Unwanted distinctions

One distinction Trump does not want is to be the first president ever defeated by a former vice president. Nor does he wish to join the small and unhappy club of presidents who were turned out of office by the voters. That collection includes Jimmy Carter, who lost decisively to Reagan in 1980. Carter is still alive at 96 and has made no secret of his eagerness to welcome Trump to this particular club.

Other members include the late George H.W. Bush (defeated by Clinton in 1992) and Herbert Hoover, who lost to Franklin D. Roosevelt in 1932, at the depths of the Great Depression. Democrats have lately been delighted to note that a defeated Trump would be the first president since Hoover to leave office with fewer jobs in the economy than when he arrived.

Biden stands to set several records of his own if he manages to reach a majority in the Electoral College.

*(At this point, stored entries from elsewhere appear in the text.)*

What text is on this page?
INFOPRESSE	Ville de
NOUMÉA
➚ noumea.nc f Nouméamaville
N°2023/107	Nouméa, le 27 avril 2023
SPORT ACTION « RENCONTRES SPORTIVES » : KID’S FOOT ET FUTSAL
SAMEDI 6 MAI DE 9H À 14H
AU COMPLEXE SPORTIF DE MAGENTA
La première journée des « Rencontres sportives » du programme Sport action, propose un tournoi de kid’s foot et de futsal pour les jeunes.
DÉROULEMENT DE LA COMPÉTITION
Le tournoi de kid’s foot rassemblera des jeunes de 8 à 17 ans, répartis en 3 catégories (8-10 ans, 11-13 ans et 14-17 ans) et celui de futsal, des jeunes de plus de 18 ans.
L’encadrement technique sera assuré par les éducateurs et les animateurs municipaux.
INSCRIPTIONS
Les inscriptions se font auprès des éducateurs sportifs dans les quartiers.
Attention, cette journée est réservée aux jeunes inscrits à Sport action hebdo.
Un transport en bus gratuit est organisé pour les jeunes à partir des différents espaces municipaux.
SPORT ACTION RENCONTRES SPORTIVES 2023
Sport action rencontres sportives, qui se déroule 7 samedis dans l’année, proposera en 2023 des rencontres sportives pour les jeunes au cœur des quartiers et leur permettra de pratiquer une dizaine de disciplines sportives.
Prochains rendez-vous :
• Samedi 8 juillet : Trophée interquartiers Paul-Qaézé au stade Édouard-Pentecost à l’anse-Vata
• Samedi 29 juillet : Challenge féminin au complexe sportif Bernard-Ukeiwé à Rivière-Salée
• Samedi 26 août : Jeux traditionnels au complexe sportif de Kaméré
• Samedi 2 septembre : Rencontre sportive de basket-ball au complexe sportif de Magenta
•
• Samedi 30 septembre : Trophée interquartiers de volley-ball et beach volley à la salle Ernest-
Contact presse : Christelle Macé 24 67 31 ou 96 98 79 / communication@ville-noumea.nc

He would beat Trump's record as the oldest president ever to take the oath of office — and beat it by eight years. He would be the first president from Delaware, and the first to have had so long a career in the Senate (1973-2009).

He would be the first former vice president to defeat an incumbent president, and the first Democratic vice president to come back and win the Oval Office without succeeding the president he had served. (The Republican Nixon did that in 1968, eight years after he had been vice president for Eisenhower.)

Biden might also be the first person elected after calling an incumbent "the worst president America has ever had" or "the worst possible standard-bearer for democracy." But then his forays into insult superlatives simply emulate the master, as Trump has labeled Biden "the worst candidate in the history of presidential politics." Trump sometimes adds that if he loses to such a loser as Biden, he himself may have to leave the country in embarrassment.

So it's been that kind of campaign. And in its closing hours, or in days or weeks of post-election wrangling, we can expect a torrent of such abuse. But when it is over, we will no doubt be assured it has been a milestone, a watershed and a turning point in history like no other. It may be the greatest comeback, or the biggest hoax, or the worst scandal in the history of politics.

And most Americans will have already decided how to react to those claims well before they are made.